Démocratie, IA et montée d’une politique du capital

Publié le 21.01.2026

(Article issu de mon intervention au panel The Age of Convergence à Davos)

Lors du Forum économique mondial à Davos, j’ai eu l’occasion de participer au panel The Age of Convergence, où nous avons discuté de la convergence entre les mondes physique, numérique et biologique, et de ses implications politiques, économiques et sociétales. Les réflexions que je partage ici prolongent directement cette discussion.

La Suisse est souvent présentée comme une démocratie modèle. C’est vrai, mais sous certaines conditions. Notre démocratie directe fonctionne parce que les citoyens se sentent économiquement en sécurité, impliqués et représentés. Historiquement, une classe moyenne forte a constitué le socle de la stabilité politique. Aujourd’hui, cet équilibre est sous pression. L’intelligence artificielle et l’automatisation transforment profondément la relation entre travail et capital. Pendant longtemps, nos systèmes politiques se sont structurés autour d’un clivage gauche droite et d’un compromis implicite entre revenu du travail et revenu du capital. Ce compromis s’affaiblit. Nous entrons dans un monde où le capital capte une part croissante de la valeur, tandis que le travail est structurellement mis sous pression.

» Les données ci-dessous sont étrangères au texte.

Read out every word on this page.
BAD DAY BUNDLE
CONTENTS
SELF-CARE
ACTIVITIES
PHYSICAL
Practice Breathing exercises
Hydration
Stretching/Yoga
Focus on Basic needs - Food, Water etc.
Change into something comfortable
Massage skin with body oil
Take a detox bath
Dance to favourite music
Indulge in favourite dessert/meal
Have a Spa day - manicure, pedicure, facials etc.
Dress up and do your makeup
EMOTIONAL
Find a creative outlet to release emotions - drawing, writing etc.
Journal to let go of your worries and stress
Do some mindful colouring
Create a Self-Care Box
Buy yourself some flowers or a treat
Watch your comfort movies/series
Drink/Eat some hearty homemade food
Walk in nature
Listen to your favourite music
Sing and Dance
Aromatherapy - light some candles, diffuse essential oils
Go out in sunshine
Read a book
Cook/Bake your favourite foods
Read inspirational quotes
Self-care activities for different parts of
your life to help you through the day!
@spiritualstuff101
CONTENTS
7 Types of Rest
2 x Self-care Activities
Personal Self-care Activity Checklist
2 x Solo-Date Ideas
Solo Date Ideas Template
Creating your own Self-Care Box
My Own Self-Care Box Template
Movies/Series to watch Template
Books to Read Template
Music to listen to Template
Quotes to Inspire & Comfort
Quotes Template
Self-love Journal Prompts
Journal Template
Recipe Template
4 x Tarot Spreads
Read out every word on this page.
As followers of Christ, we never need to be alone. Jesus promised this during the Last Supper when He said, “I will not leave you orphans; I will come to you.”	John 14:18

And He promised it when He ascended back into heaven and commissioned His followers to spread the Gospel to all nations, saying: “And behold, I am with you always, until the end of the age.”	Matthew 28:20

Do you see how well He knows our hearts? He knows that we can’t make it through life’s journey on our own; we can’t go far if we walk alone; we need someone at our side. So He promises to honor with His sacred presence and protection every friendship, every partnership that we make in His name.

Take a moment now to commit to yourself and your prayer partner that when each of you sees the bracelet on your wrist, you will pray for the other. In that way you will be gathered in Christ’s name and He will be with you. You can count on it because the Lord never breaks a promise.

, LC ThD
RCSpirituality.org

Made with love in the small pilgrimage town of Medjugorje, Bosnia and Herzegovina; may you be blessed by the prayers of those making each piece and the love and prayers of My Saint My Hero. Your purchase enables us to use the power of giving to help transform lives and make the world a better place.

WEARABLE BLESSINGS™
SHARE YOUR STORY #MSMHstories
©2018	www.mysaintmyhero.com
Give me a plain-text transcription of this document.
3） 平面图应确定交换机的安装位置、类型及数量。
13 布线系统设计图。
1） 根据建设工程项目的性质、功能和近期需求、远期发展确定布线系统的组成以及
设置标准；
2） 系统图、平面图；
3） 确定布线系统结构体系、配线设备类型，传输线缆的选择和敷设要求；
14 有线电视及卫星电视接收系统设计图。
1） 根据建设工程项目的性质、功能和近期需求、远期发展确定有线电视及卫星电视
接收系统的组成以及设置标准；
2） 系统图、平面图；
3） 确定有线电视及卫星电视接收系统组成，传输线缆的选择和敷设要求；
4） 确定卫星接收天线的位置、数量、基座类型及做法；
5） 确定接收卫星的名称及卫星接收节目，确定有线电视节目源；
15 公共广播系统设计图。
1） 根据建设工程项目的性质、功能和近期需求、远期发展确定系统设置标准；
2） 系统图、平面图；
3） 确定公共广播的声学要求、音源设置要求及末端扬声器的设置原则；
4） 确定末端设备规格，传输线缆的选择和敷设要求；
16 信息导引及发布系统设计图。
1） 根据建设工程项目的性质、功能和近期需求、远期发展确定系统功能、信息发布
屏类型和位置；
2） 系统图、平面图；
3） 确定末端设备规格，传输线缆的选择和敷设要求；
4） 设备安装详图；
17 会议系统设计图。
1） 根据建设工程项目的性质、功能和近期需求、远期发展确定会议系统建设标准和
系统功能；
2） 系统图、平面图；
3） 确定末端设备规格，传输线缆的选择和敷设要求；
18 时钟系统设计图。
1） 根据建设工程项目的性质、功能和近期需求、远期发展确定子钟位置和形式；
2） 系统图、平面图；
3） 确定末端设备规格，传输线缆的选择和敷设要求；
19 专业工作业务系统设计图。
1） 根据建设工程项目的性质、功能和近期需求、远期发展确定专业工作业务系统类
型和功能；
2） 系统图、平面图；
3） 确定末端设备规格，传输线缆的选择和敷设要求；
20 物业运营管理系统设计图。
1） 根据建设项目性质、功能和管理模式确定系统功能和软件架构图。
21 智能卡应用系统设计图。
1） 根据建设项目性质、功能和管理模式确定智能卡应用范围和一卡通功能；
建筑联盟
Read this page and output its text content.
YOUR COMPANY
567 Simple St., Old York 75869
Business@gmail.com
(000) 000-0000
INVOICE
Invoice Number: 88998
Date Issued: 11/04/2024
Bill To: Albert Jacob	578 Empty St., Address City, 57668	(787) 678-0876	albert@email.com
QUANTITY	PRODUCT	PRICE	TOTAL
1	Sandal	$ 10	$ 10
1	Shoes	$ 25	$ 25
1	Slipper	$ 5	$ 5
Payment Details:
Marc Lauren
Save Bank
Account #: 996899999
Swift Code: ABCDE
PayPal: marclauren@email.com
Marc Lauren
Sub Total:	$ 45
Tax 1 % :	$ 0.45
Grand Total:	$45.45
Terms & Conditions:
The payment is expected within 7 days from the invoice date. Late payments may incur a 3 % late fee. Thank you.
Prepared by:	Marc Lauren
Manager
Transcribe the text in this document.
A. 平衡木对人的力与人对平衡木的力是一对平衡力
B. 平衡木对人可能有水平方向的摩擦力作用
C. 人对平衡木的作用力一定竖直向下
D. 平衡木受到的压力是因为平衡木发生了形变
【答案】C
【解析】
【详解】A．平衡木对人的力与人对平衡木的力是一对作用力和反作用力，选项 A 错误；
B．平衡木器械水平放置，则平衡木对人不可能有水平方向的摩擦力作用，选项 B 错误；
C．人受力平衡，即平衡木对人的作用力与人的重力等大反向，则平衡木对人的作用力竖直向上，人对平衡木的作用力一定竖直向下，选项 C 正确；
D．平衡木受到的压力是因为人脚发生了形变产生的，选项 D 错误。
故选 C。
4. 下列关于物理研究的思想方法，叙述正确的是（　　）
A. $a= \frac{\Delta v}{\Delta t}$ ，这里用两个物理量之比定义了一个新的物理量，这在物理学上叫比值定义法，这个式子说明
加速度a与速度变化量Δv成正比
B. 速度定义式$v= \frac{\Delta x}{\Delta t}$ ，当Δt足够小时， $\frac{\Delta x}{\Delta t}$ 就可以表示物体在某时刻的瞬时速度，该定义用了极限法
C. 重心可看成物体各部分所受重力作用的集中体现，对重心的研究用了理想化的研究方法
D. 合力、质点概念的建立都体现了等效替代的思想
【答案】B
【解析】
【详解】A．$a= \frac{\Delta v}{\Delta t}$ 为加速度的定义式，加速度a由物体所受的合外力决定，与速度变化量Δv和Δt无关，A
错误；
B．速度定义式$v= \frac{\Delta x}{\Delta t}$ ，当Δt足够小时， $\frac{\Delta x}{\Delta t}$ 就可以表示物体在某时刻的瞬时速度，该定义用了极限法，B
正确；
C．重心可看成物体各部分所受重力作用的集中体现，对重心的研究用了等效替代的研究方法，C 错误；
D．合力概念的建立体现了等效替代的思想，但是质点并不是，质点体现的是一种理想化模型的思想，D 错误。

Mon hypothèse est que le clivage politique évolue progressivement de gauche droite vers capital non capital. Nous observons déjà des signes de ce basculement. La croissance du PIB, de la productivité et des richesses peut coexister avec une répartition inégale des gains. Si les sociétés ne traitent pas cette fracture structurelle, la légitimité démocratique pourrait s’éroder. Polarisation, défiance et tensions sociales ne sont pas seulement des accidents idéologiques. Elles sont aussi les conséquences systémiques de transformations économiques profondes.

Une question de gouvernance devient alors centrale: qui définit les règles de la technologie.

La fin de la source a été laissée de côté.